O MARINHEIRO DO CERRADO
Edson Campolina
 
 

Minha Guarda em formação no portão do barraco aguardava meu cortejo. Era uma tarde quente, como aquelas em que gostávamos de dançar suando a farda. No canto de minha pequena sala de chão batido, esta alma sem corpo observava a todos serenamente. No centro, meus filhos erguiam os dois paus encaminhando o caixão sem alças porta afora. Seriam apenas dois quarteirões ladeira abaixo, por isto amarraram as fitas coloridas nos postes de luz abençoando a procissão de minha ex-morada. As mesmas fitas que enfeitavam os mastros das bandeiras dos Santos.

Os repiques dos tambores romperam a calmaria da vila: TUM, tum, tum / tum, tum, TUM, TUM... Despertaram-se os curiosos que debruçaram suas carcaças nas janelas. Incomum uma folia de congado em pleno Março. E a orgulhosa Guarda dos "Marinheiros de N. S. do Rosário", em fila dupla, com suas fardas brancas e quepes de marinheiros abriam o caminho dançando, rodopiando e cruzando suas manguaras como espadas guerreiras. Mas naquela tarde não tinha rainha Conga, nem rei Congo. As coroas não cobriam qualquer cabeça, estavam de luto sobre um manto negro carregado pelos anciãos da Guarda. Meu quepe de capitão acompanhava a bandeira da Guarda com a imagem da Santa.

Zé preto, o tenente, com seu turbante de fitas coloridas e descalço, ia no meio da guarda protegendo o caixão. Dançava emocionado, saltitando e rodopiando nas pedras do calçamento da ladeira, mantendo o ritmo dos tambores com sua espada prateada. Esta alma sem corpo acompanhava do alto dos postes como uma coruja empoleirada. Ainda não recebera qualquer aviso ou chamamento, fosse dos de cima ou dos de baixo.

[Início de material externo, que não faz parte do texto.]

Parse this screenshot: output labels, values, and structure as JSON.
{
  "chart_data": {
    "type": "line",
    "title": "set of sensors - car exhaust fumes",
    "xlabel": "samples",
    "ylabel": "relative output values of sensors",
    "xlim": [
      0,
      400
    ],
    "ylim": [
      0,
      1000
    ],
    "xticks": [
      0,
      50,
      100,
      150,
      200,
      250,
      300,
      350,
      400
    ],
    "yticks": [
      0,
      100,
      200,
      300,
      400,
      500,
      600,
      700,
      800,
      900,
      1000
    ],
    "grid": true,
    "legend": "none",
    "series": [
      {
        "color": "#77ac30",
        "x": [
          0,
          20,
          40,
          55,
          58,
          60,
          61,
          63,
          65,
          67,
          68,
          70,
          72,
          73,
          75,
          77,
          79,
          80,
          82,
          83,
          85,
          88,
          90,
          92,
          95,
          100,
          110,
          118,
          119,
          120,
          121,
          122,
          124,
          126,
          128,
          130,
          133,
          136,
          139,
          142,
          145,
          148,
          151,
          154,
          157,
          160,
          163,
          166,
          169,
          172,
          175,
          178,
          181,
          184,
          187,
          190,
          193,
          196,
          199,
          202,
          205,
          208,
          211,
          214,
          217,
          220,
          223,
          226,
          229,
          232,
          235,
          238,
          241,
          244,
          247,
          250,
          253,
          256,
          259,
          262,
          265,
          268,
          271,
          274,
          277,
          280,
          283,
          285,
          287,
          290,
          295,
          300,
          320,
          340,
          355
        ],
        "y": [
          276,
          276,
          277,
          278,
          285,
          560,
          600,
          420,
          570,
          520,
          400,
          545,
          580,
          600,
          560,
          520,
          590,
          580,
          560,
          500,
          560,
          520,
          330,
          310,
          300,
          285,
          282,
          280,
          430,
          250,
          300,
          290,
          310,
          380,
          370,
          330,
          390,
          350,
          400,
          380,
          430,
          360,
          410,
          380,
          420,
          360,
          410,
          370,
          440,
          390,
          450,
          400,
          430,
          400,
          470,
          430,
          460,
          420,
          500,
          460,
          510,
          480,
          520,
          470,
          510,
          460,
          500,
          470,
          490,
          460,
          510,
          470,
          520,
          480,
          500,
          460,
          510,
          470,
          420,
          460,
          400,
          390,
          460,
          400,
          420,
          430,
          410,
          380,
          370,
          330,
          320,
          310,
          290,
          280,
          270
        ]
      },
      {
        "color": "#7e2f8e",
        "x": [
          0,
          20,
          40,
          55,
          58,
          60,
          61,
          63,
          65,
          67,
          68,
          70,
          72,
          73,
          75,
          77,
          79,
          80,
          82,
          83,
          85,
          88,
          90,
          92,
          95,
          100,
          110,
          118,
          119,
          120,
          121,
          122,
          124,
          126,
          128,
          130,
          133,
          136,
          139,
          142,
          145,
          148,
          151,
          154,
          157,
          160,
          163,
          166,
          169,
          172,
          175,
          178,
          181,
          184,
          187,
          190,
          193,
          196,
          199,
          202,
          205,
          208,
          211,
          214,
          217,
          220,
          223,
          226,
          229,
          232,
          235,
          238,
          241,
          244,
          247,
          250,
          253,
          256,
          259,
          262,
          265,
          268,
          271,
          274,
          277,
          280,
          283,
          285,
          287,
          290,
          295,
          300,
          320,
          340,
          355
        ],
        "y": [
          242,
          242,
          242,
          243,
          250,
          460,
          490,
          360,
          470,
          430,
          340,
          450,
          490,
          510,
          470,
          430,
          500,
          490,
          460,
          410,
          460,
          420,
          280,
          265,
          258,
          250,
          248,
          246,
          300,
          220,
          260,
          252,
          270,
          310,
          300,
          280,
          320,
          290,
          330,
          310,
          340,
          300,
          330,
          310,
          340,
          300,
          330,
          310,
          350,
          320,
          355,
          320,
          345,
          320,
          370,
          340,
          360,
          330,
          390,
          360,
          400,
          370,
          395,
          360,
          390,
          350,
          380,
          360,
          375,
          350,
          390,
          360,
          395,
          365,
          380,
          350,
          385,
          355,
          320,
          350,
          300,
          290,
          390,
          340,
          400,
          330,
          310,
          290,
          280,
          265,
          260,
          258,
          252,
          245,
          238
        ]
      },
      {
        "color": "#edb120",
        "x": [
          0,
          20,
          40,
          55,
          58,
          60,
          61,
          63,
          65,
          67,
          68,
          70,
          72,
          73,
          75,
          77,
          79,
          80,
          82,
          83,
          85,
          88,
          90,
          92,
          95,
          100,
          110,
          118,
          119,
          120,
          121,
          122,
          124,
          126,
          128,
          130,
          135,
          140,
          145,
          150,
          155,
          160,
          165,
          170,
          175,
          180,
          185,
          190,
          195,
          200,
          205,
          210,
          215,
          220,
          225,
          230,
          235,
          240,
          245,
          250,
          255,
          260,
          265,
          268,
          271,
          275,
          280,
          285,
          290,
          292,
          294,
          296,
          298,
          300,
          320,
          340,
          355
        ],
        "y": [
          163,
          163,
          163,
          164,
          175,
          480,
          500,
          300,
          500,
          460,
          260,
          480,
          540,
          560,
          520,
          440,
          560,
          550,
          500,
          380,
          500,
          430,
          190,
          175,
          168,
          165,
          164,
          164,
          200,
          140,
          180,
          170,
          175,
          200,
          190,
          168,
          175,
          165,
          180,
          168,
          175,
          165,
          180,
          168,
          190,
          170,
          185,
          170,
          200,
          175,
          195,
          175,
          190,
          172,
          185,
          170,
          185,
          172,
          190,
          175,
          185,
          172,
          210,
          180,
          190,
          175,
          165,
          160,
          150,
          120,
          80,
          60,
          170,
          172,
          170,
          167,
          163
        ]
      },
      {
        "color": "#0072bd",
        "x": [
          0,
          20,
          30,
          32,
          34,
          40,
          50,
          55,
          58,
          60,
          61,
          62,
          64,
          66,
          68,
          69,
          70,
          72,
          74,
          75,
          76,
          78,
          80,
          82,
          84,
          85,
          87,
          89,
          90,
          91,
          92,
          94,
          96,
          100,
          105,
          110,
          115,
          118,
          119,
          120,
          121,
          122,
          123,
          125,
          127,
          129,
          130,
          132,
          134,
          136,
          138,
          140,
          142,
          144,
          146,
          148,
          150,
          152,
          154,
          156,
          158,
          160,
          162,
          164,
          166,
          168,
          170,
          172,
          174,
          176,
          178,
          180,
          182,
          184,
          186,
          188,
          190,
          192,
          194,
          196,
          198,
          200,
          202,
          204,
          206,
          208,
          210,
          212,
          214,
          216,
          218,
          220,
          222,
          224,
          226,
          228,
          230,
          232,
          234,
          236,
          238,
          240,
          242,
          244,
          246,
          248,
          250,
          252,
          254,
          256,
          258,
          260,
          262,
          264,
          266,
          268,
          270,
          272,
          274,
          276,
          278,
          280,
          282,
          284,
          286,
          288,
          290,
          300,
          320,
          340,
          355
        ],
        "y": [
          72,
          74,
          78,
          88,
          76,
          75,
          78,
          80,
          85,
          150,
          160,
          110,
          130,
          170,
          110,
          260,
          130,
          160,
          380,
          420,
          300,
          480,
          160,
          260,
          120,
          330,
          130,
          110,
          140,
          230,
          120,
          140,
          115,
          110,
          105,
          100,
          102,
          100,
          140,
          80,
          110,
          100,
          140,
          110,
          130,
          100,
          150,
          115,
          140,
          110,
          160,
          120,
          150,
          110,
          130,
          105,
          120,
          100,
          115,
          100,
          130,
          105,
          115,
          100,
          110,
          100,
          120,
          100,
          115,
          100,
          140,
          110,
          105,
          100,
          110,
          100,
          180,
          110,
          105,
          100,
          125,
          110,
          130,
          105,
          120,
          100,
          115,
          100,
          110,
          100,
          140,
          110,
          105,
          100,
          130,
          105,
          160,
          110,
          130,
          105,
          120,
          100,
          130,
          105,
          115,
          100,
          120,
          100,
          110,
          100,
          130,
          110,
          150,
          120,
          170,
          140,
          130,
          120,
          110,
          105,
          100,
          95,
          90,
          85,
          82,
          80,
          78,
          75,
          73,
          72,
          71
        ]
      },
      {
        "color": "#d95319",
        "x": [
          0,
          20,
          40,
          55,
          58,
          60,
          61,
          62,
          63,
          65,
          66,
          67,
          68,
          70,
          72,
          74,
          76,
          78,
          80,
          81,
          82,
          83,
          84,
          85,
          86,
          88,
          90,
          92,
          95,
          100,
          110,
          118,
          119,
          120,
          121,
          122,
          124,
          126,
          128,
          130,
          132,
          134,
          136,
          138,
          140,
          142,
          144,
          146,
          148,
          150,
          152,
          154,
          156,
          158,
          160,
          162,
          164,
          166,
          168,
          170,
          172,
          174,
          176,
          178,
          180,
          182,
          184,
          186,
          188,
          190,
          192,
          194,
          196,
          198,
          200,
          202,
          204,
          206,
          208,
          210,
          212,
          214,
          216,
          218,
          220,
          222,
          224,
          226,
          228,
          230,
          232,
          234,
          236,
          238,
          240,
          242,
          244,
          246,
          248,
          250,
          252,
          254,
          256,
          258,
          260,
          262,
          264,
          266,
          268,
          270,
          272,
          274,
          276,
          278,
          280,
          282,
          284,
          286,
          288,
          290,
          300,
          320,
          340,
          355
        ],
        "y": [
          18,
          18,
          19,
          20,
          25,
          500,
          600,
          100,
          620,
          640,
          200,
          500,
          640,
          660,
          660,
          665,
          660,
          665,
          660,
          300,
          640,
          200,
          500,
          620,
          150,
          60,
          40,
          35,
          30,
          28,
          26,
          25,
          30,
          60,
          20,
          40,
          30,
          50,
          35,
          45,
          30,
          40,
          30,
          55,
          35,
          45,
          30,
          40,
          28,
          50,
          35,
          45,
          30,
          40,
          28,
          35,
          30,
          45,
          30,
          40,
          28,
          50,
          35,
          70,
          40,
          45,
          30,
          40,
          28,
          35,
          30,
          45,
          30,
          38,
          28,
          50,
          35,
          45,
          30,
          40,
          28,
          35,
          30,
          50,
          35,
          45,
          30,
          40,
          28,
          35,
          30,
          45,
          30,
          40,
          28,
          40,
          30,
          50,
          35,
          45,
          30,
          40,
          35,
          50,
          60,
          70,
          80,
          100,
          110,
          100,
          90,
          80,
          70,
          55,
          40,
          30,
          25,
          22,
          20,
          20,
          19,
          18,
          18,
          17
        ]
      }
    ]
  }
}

Aproximamos da velha Capela do Rosário. De sua torre solitária, como na época da colônia, os pequenos sinos repicaram dobrados:

Não tem nada!
Não tem nada!
Não tem nada!

Era um pobre a ser velado. Um pobre e negro.
A cantoria de gritos deu lugar à melodia de abertura:

"A lua alumeia a noite,
O sol alumeia o dia,
E alumeia nossa Guarda
O Rosário de Maria...".

Não tinha foguetes nem busca-pés. Deram três voltas no cruzeiro, mais três voltas em torno da capela e entraram. Deitaram frente ao altar o caixão com a carcaça deste velho capitão marinheiro que só conheceu o cascalho e as árvores nanicas do cerrado mineiro. Em roda fechando o altar e o caixão, todos rezaram aos quatro Santos: N. S. da Conceição, N. S. Aparecida, São Benedito e nossa Santa Madrinha do Rosário. Os neguinhos moleques penduraram-se nas janelas laterais observando o velório. Zé Preto beijou o quepe de capitão, o ergueu diante dos Santos, o passou a cada componente da Guarda que o beijou e, por fim, o trocou com o turbante colorido de fitas. Então puxou sozinho, com sua voz estridente, mas trêmula, a cantoria da despedida:

"Êeee Tamburi!
Êeee Tamburi!
Se a morte num me matá,
Se a terra num me cumê,
Êeee Tamburi!
Para o ano eu vou vortá
Tamburi...".

Minha Guarda já com novo capitão, esta alma sem corpo subiu a montanha, atravessou a mata de troncos negros do cerrado, indo ao encontro do sonhado mar. Do alto avistei uma caravela com inúmeras e brancas velas que panejavam na fresca brisa vinda da imensidão azul de água. Marinheiros negros e de fraldões brancos, em formação na portinhola do convés me faziam reverências. Um distinto moreno, chamado poeta, sem títulos da côrte, me recebeu oferecendo um turbante branco lendo uma poesia. Então a caravela partiu rumo ao horizonte azul. Nas vagas do alto-mar, minha mente esvaziou-se.

Outra caravela cruzou nossa rota. Ia arribar-se na fralda de outra montanha. Navegava sem velas, sem marinheiros e sem capitão. Somente o vento no comando de seu leme. Então minha mente - se alma tem mente - perdeu-se.